隠れ値上げは食品に限らず、生活に関わるあらゆる費用で行われているように思います

もしかすると、電力や輸送費などの細かい部分でコストが嵩み、その分が上乗せされているのかも?

インフレを考慮しないのは危険

冒頭にも書きましたが、現在の生活費が一カ月25万円程度だとすると、年間の生活費は300万円になります。

資産構成や家族構成、あとは年齢などにもよりますが、FIREに必要な資金を生活費の25年分とすると、必要な資金は7500万円なります。

ですが、仮に年間2%の物価上昇があったとすると、計算上の必要資金は9609万円となり、インフレを加味しない時よりも2000万円以上も必要となります
今後、消費税が更に上がったりすれば、その差は更に大きくなります。

どの程度の物価上昇率を見込むかは、人によって判断が異なると思いますが、物価上昇をまったく考慮せずにFIREに必要な資金を計算するのは危険だと、私は考えています。

インフレへの対策は?

物価上昇を考慮したFIREの為には、やはり何らかの対策が必要だと思います。

ある程度インフレも見込んで、多めの資産を準備するのも方法としては有りかも知れません。

実を言うと、私もこのタイプだったりします (^^;

しかし、実際には株式や不動産などのようにインフレに伴って価格が変動する資産を持っておく事が重要なのではないかと思います。

日本ではインフレリスクに耐えうる不動産を見つけるのは、かなり専門的な知識がなければ難しいように感じていますが……

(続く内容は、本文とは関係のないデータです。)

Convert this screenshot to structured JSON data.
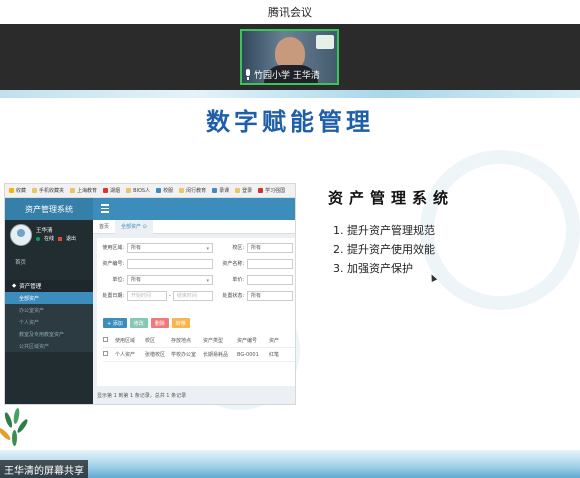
{
  "window": {
    "title": "腾讯会议"
  },
  "video": {
    "participant_label": "竹园小学 王华清"
  },
  "slide": {
    "title": "数字赋能管理",
    "system_title": "资产管理系统",
    "points": [
      "1. 提升资产管理规范",
      "2. 提升资产使用效能",
      "3. 加强资产保护"
    ]
  },
  "embedded_app": {
    "bookmarks": [
      "收藏",
      "手机收藏夹",
      "上海教育",
      "湖烟",
      "BIOS人",
      "校服",
      "闵行教育",
      "",
      "录课",
      "登录",
      "学习强国"
    ],
    "brand": "资产管理系统",
    "user": {
      "name": "王华清",
      "online": "在线",
      "logout": "退出"
    },
    "sidebar": {
      "home": "首页",
      "group": "资产管理",
      "items": [
        "全部资产",
        "办公室资产",
        "个人资产",
        "教室及专用教室资产",
        "公共区域资产"
      ]
    },
    "tabs": [
      "首页",
      "全部资产 ⊙"
    ],
    "form": {
      "use_area_label": "使用区域:",
      "use_area_value": "所有",
      "campus_label": "校区:",
      "campus_value": "所有",
      "asset_no_label": "资产编号:",
      "asset_name_label": "资产名称:",
      "unit_label": "单位:",
      "unit_value": "所有",
      "price_label": "单价:",
      "date_label": "处置日期:",
      "date_start_ph": "开始时间",
      "date_sep": "-",
      "date_end_ph": "结束时间",
      "status_label": "处置状态:",
      "status_value": "所有"
    },
    "buttons": [
      "+ 添加",
      "修改",
      "删除",
      "转移"
    ],
    "table": {
      "headers": [
        "使用区域",
        "校区",
        "存放地点",
        "资产类型",
        "资产编号",
        "资产"
      ],
      "rows": [
        [
          "个人资产",
          "张楷校区",
          "学校办公室",
          "长期易耗品",
          "BG-0001",
          "红笔"
        ]
      ]
    },
    "pager": "显示第 1 到第 1 条记录，总共 1 条记录"
  },
  "share_label": "王华清的屏幕共享",
  "colors": {
    "header_blue": "#3c8dbc",
    "sidebar_dark": "#222d32",
    "title_blue": "#1f5fa8",
    "video_border": "#3cc35a"
  }
}
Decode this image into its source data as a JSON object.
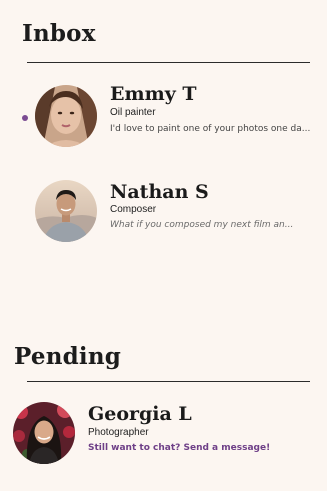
{
  "inbox": {
    "title": "Inbox",
    "conversations": [
      {
        "name": "Emmy T",
        "role": "Oil painter",
        "preview": "I'd love to paint one of your photos one da...",
        "unread": true
      },
      {
        "name": "Nathan S",
        "role": "Composer",
        "preview": "What if you composed my next film an...",
        "unread": false
      }
    ]
  },
  "pending": {
    "title": "Pending",
    "requests": [
      {
        "name": "Georgia L",
        "role": "Photographer",
        "preview": "Still want to chat? Send a message!"
      }
    ]
  },
  "colors": {
    "background": "#fcf6f1",
    "accent": "#7b4b92"
  }
}
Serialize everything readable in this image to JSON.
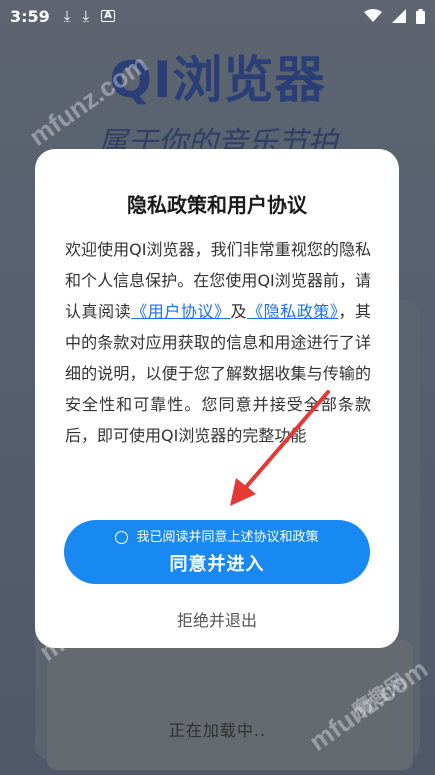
{
  "status_bar": {
    "time": "3:59",
    "icons": [
      "download-icon",
      "download-icon",
      "a-box-icon",
      "wifi-icon",
      "signal-icon",
      "battery-icon"
    ]
  },
  "background": {
    "app_title": "QI浏览器",
    "slogan": "属于你的音乐节拍",
    "loading_text": "正在加载中..",
    "watermark_text": "mfunz.com",
    "watermark_brand": "魔趣网"
  },
  "dialog": {
    "title": "隐私政策和用户协议",
    "body_part1": "欢迎使用QI浏览器，我们非常重视您的隐私和个人信息保护。在您使用QI浏览器前，请认真阅读",
    "user_agreement_link": "《用户协议》",
    "conjunction": "及",
    "privacy_policy_link": "《隐私政策》",
    "body_part2": "，其中的条款对应用获取的信息和用途进行了详细的说明，以便于您了解数据收集与传输的安全性和可靠性。您同意并接受全部条款后，即可使用QI浏览器的完整功能",
    "consent_text": "我已阅读并同意上述协议和政策",
    "consent_checked": false,
    "agree_button_label": "同意并进入",
    "reject_button_label": "拒绝并退出"
  },
  "colors": {
    "primary_button": "#1889f3",
    "link": "#1d6ef5",
    "annotation_arrow": "#e53935"
  }
}
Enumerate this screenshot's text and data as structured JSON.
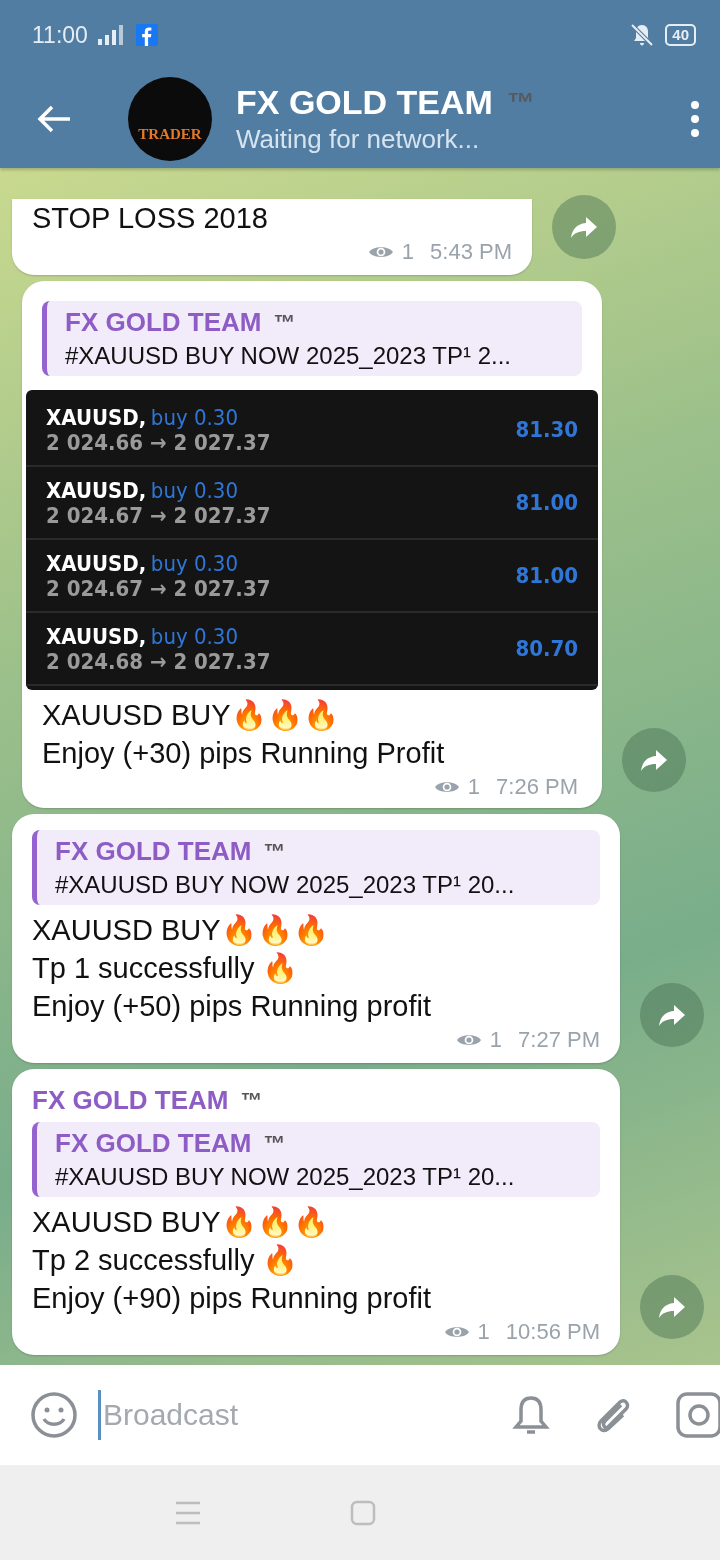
{
  "status_bar": {
    "time": "11:00",
    "battery": "40"
  },
  "header": {
    "title": "FX GOLD TEAM",
    "title_badge": "™",
    "subtitle": "Waiting for network...",
    "avatar_text": "TRADER"
  },
  "messages": [
    {
      "kind": "partial",
      "lines": [
        "STOP LOSS 2018"
      ],
      "views": "1",
      "time": "5:43 PM"
    },
    {
      "kind": "trade",
      "reply": {
        "author": "FX GOLD TEAM",
        "author_badge": "™",
        "text": "#XAUUSD BUY NOW 2025_2023  TP¹ 2..."
      },
      "media": {
        "rows": [
          {
            "symbol": "XAUUSD,",
            "side": "buy 0.30",
            "prices": "2 024.66 → 2 027.37",
            "profit": "81.30"
          },
          {
            "symbol": "XAUUSD,",
            "side": "buy 0.30",
            "prices": "2 024.67 → 2 027.37",
            "profit": "81.00"
          },
          {
            "symbol": "XAUUSD,",
            "side": "buy 0.30",
            "prices": "2 024.67 → 2 027.37",
            "profit": "81.00"
          },
          {
            "symbol": "XAUUSD,",
            "side": "buy 0.30",
            "prices": "2 024.68 → 2 027.37",
            "profit": "80.70"
          }
        ]
      },
      "lines": [
        "XAUUSD BUY🔥🔥🔥",
        "Enjoy (+30) pips Running Profit"
      ],
      "views": "1",
      "time": "7:26 PM"
    },
    {
      "kind": "text",
      "reply": {
        "author": "FX GOLD TEAM",
        "author_badge": "™",
        "text": "#XAUUSD BUY NOW 2025_2023  TP¹ 20..."
      },
      "lines": [
        "XAUUSD BUY🔥🔥🔥",
        "Tp 1 successfully 🔥",
        "Enjoy (+50) pips Running profit"
      ],
      "views": "1",
      "time": "7:27 PM"
    },
    {
      "kind": "text",
      "author": "FX GOLD TEAM",
      "author_badge": "™",
      "reply": {
        "author": "FX GOLD TEAM",
        "author_badge": "™",
        "text": "#XAUUSD BUY NOW 2025_2023  TP¹ 20..."
      },
      "lines": [
        "XAUUSD BUY🔥🔥🔥",
        "Tp 2 successfully 🔥",
        "Enjoy (+90) pips Running profit"
      ],
      "views": "1",
      "time": "10:56 PM"
    }
  ],
  "composer": {
    "placeholder": "Broadcast"
  }
}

こんな事は、FIREを目指している人には釈迦に説法かも知れませんね。

それにしても、そんな事を考えると、トリニティスタディと言うのは、確かに良く出来ていると思います。

ただし、先進国の中でも異例に人口が増加し続けているアメリカだからこそ成り立つ理論であって、人口転換理論でいう「少産少死」で、今後の経済成長にもあまり夢を持てない日本でも成り立つのか? は、少し疑問を持っています。

今後、FIREする人達が、実地検証していく事になるのでしょうね


早期退職を目指している私が言うのは、天に唾するものと理解してはいますが、これからの日本は、生涯現役で死ぬまで働き続けなければ社会が維持出来ない。そんな構造になりつつあるように感じています。